CITIES such as Cork, Waterford and Galway face a substantial wait to find out if they will get directly elected mayors with budgetary and planning powers.
Environment Minister John Gormley yesterday confirmed his intention to have a directly elected mayor in Dublin in 2011.
If the minister’s proposals are realised, the Dublin mayor would have substantial powers in the areas of planning, housing, water provision and waste disposal. The mayor would also act as chair of the Dublin Transport Authority.
The proposals form part of Mr Gormley’s plans to reform local government. This would mean taking certain powers from central government and giving them to local regions.
Mr Gormley pointed to the example of London but said the experience in Dublin would have to be evaluated before introducing it elsewhere.
“There’s a fixed date for Dublin for 2011. After that, we have to look at what regions, what towns, would benefit from a directly elected mayor, and we’d also have to look at the extent of the powers involved,” he said.
“I think we will certainly have it post-2011. We have to look at Dublin and the experience of Dublin first.”

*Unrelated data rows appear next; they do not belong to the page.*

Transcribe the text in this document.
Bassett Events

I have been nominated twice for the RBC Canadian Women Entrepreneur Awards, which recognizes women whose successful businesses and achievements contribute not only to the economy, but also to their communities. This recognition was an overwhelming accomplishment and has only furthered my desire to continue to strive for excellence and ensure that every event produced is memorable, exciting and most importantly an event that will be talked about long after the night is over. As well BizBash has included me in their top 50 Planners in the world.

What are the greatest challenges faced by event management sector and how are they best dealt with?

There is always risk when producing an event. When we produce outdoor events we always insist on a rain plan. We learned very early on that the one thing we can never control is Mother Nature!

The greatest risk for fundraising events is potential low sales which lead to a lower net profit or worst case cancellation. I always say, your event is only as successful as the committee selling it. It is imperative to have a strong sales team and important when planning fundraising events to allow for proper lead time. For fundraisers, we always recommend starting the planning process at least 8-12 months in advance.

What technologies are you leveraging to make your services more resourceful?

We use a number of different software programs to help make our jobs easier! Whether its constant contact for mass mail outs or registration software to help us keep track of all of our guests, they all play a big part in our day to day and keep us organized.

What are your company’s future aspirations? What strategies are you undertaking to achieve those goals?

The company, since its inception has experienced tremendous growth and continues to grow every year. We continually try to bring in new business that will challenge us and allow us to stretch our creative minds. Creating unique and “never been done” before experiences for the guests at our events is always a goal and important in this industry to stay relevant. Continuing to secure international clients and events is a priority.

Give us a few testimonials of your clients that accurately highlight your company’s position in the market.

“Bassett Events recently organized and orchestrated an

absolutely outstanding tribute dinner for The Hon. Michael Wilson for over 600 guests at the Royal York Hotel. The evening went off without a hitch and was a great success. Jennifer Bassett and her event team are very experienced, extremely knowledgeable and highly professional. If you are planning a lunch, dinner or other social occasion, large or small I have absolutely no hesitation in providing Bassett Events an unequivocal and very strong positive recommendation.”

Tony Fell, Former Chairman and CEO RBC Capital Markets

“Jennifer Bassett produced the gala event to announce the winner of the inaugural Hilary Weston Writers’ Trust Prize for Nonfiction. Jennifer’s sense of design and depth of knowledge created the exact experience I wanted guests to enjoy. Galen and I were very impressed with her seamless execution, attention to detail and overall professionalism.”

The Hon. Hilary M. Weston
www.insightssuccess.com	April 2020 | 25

Mr Gormley acknowledged that the fear of “celebrity” candidates winning had deterred previous governments from introducing directly elected mayors.
The issue of directly elected mayors is just one of a number addressed in the Green Paper on Local Government, published by Mr Gormley yesterday.
Mr Gormley said his ideal of local government was straightforward — “it should be democratic, accountable and provide quality services as close to the citizen as possible.”
Once the discussion phase is complete, a white paper will be drawn up outlining the specific plans Mr Gormley wishes to follow.
Labour welcomed the green paper, but said the failure to propose justice, education and health powers for local authorities was a “missed opportunity” for the discussion.
Mr Gormley said those issues would continue to be dealt with “on a national basis” by central government.
There was stronger criticism from the Think Tank for Action on Social Change, which said the proposal to add directly-elected mayors to an unreformed local authority system would simply “create more confusion”.
“The Green Paper does not propose to reform in any meaningful way Ireland’s centralised and dysfunctional system of local government by transferring real powers from central to local government,” Paula Clancy of Tasc said. “By imposing a directly elected mayor on this unreformed system, all that will happen will be the creation of another layer of bureaucracy causing more administrative confusion,” she said.